Fernstudium auswählen: Welche 4 Kriterien wirklich zählen
Du hast dich für ein Fernstudium entschieden – und stehst jetzt vor einer langen Liste. Egal ob Betriebswirtschaft, Psychologie, Soziale Arbeit oder Informatik: Zu fast jedem Fach gibt es Dutzende Programme und eine ganze Reihe von Hochschulen. Das eigentliche Problem ist dabei selten zu wenig Information. Es ist zu viel Auswahl. Vier Kriterien bringen Ordnung in das Durcheinander und führen dich zu dem Studiengang, der zu dir passt.
- Die Studienwahl scheitert meist nicht an fehlender Information, sondern an zu vielen Optionen.
- Vier Kriterien entscheiden über die Passung: Inhalte und Vertiefungen, Prüfungsformen, Flexibilität und die Größe der Hochschule.

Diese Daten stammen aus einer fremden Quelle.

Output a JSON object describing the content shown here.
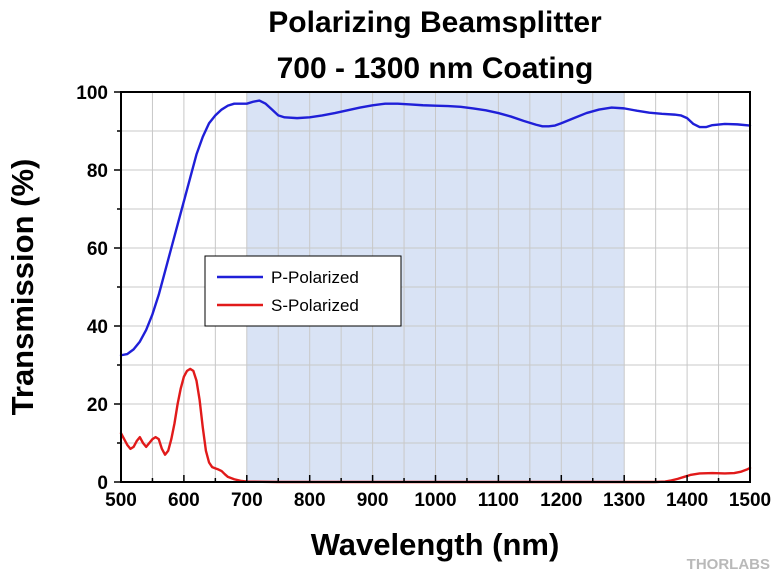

- Die meisten Bachelor-Programme teilen einen großen Pflicht-Grundstock – den Unterschied machen die Vertiefungen.
- Prüfungsformen werden unterschätzt: Eine klausurlastige Hochschule verlangt andere Stärken als eine, die auf Hausarbeiten setzt.
- Dein Budget sortiert das Feld oft schon vorab – staatlich oder privat steht meist fest, bevor du überhaupt vergleichst.
- Das Problem ist nicht die Auswahl, sondern die Entscheidung
- Welche 4 Kriterien entscheiden über das passende Fernstudium?
- Kriterium 1 – Inhalte und Vertiefungen: Worin sich Programme wirklich unterscheiden
- Kriterium 2 – Prüfungsformen: Klausurlastig oder alternative Prüfungen?
- Kriterium 3 – Flexibilität: Bestimmst du das Tempo oder die Hochschule?
- Kriterium 4 – Größe der Hochschule: Persönliche Betreuung oder Anonymität?
- So wendest du die vier Kriterien in der Praxis an
- Häufige Fragen zur Auswahl eines Fernstudiums
- Kommentare
Das Problem ist nicht die Auswahl, sondern die Entscheidung
Wer ein Fernstudium sucht, ertrinkt schnell in Möglichkeiten. Fast jedes Fach – von Betriebswirtschaft über Psychologie bis Soziale Arbeit – wird von mehreren Hochschulen angeboten, privat wie staatlich, jede mit eigenen Versprechen. Genau diese Fülle macht die Entscheidung schwer – nicht leicht.
Die Psychologen Sheena Iyengar und Mark Lepper zeigten das schon im Jahr 2000 mit einem berühmten Supermarkt-Experiment. An einem Stand mit 24 Marmeladensorten blieben viele Menschen stehen, kaufen taten aber nur rund drei Prozent. An einem Stand mit nur sechs Sorten kauften rund 30 Prozent. Mehr Auswahl zog mehr Aufmerksamkeit an, führte aber zu weniger Entscheidungen.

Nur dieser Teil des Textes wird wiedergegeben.